The complicity between the church and this mineral mass is completed by the baptistery hollowed out from the same material. The water that it holds appears to be from the river which runs below the church: the ultimate linking of the building with its environment.
A scenario inspired by the topology of the place, just like a ‘box’ sunk into the sand, the church in fact gives the impression of nestling in the landscape. It’s not just a building placed on the ground but part of the region and reveals itself to visitors as they descend. The main idea of the project was then to accentuate this sensation of progressive discovery and taking root in the land, “I imagine that when this ‘box’ was sunk into the ground as if pushed by an invisible, maybe divine hand, it revealed the geology of it, the visible aspect of a mineral and massive form: a revelation which seems anterior, and not posterior, to the construction of the church.”
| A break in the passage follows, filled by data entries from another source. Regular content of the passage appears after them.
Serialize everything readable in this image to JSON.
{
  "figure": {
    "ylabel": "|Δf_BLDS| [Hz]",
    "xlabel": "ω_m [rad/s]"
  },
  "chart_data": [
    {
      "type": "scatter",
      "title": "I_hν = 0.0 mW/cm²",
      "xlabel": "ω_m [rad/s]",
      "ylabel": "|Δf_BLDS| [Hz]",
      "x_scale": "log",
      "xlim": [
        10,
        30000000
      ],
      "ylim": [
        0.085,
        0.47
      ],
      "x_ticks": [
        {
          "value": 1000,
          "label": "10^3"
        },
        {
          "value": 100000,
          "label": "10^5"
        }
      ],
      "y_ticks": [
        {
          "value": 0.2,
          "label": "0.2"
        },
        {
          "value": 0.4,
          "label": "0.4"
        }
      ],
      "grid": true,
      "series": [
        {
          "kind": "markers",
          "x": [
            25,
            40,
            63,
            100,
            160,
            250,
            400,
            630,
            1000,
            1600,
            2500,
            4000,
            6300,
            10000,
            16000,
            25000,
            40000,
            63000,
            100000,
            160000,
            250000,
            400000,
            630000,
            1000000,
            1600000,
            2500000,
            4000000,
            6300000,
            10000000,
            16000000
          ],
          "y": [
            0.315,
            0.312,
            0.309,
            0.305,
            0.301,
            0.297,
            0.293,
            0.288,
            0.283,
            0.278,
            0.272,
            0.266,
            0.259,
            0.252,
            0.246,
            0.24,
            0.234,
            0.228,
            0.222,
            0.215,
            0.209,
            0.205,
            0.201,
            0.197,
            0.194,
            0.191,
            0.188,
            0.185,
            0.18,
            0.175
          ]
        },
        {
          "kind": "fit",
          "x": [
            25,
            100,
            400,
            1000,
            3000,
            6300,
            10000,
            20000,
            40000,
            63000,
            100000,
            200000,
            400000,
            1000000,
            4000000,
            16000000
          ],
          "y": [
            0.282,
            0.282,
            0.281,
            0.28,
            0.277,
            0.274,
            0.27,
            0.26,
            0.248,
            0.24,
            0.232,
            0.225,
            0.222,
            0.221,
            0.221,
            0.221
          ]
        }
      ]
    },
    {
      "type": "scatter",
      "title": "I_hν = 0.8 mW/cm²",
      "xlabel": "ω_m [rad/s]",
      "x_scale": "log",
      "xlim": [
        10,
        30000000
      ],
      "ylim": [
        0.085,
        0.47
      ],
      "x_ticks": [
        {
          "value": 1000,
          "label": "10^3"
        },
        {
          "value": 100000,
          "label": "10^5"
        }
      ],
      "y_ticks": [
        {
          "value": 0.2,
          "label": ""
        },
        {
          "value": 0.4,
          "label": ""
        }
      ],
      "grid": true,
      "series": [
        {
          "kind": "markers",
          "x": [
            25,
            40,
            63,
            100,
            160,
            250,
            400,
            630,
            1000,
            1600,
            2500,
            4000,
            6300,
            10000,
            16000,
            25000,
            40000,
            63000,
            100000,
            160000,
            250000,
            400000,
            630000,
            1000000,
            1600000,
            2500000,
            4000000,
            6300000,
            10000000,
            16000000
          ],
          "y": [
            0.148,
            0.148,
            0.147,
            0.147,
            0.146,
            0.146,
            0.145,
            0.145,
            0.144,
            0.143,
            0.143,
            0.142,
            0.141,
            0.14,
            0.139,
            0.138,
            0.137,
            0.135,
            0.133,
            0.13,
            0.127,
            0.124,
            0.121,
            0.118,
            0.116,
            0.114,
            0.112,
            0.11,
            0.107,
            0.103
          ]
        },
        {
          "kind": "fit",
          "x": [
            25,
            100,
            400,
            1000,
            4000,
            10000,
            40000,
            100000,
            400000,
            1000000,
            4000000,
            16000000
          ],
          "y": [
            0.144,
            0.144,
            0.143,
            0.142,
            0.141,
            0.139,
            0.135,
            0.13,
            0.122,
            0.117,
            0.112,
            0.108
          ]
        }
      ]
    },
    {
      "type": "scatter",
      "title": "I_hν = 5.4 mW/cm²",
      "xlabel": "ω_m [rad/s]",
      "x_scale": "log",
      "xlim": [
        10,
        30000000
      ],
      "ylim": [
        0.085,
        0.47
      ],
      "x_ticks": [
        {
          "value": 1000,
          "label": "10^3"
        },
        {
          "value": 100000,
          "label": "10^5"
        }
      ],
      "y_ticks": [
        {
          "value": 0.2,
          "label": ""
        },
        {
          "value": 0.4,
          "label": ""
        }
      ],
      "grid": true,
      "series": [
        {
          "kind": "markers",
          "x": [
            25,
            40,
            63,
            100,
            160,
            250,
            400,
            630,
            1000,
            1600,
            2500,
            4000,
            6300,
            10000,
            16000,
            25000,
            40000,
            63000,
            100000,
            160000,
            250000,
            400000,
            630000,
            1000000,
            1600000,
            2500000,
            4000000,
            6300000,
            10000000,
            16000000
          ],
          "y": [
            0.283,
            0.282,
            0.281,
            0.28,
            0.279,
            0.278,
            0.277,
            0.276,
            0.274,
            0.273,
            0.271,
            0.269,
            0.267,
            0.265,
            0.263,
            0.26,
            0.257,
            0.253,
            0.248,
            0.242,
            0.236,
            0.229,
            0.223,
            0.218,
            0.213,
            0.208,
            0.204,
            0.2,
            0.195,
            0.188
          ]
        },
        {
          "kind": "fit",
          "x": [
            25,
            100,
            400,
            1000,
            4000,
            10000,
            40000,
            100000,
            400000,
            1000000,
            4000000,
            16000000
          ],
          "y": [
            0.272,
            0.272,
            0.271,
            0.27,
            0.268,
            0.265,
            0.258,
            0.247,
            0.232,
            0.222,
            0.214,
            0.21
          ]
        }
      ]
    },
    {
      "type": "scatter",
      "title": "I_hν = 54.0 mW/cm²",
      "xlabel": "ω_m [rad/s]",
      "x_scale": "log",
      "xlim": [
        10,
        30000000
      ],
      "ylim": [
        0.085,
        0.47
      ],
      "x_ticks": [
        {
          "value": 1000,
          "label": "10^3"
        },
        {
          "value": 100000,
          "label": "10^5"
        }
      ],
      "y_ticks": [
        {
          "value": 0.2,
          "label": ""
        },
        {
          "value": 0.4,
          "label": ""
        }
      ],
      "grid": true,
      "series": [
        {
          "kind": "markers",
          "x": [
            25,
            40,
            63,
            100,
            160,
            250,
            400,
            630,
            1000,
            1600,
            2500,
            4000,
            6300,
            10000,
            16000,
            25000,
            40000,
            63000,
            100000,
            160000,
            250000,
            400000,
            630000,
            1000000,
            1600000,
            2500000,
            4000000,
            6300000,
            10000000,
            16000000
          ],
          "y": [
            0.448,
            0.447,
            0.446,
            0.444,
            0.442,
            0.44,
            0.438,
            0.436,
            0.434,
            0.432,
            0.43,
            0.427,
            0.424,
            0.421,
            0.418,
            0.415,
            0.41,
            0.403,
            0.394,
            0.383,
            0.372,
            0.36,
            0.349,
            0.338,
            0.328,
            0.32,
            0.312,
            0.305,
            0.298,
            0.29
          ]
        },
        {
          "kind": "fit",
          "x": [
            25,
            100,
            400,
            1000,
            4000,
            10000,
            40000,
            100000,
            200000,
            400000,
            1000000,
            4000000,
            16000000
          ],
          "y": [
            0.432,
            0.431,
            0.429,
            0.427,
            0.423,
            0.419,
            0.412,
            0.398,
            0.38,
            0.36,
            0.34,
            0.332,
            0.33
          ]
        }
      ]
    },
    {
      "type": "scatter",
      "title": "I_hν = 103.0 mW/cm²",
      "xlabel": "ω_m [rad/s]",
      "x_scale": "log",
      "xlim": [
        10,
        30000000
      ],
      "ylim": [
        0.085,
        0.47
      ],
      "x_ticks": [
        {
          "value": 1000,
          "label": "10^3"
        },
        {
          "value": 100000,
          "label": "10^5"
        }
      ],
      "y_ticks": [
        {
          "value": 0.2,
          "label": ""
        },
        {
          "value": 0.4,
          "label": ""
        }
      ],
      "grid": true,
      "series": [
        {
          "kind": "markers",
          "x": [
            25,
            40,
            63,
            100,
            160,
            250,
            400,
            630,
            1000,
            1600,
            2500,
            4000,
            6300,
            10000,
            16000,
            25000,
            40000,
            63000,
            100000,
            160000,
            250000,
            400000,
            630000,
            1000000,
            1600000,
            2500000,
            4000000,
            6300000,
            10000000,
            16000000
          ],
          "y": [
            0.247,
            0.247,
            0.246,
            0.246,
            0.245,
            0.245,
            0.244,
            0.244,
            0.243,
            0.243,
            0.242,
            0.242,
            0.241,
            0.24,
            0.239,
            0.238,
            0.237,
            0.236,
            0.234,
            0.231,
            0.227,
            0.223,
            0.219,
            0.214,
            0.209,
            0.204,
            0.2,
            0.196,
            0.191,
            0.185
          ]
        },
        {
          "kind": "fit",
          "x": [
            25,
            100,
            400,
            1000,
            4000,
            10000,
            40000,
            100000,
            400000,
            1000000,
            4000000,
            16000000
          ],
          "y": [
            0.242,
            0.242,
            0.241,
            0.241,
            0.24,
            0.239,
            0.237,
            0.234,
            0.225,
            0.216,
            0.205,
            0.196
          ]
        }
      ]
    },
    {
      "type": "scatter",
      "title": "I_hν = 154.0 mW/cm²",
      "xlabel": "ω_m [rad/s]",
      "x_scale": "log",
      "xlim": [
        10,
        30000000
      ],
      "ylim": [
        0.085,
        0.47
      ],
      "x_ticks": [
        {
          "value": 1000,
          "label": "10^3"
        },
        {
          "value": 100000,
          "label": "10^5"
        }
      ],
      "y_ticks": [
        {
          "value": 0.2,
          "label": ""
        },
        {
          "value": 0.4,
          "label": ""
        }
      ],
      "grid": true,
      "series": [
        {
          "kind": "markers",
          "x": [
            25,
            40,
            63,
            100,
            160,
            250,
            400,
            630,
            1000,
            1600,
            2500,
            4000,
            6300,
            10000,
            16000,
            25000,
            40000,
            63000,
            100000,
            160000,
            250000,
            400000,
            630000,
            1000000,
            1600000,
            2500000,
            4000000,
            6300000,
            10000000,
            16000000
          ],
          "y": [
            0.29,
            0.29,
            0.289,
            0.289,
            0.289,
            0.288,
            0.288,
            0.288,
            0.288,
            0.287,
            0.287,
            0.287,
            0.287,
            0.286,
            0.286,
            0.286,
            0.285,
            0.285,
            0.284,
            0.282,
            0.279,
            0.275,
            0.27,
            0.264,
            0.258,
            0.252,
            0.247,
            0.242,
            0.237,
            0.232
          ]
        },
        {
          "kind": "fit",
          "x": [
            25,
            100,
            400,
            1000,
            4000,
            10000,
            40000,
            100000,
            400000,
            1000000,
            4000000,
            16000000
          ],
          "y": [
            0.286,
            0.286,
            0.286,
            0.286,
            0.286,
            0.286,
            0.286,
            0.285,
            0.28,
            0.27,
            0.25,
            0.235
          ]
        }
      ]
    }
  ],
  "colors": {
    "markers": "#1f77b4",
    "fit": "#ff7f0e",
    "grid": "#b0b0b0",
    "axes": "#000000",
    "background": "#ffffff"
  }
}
This play between anterior or posterior construction allows a relief to be produced which creates a natural hierarchy between the celebrant and the congregation. It simply uses then the site’s topology in order for a better comprehension. An organic architecture which is not though a break with with the liturgical codes and conceals symbolic invariants like the eight sided baptistery or the altar built at the junction of the transept.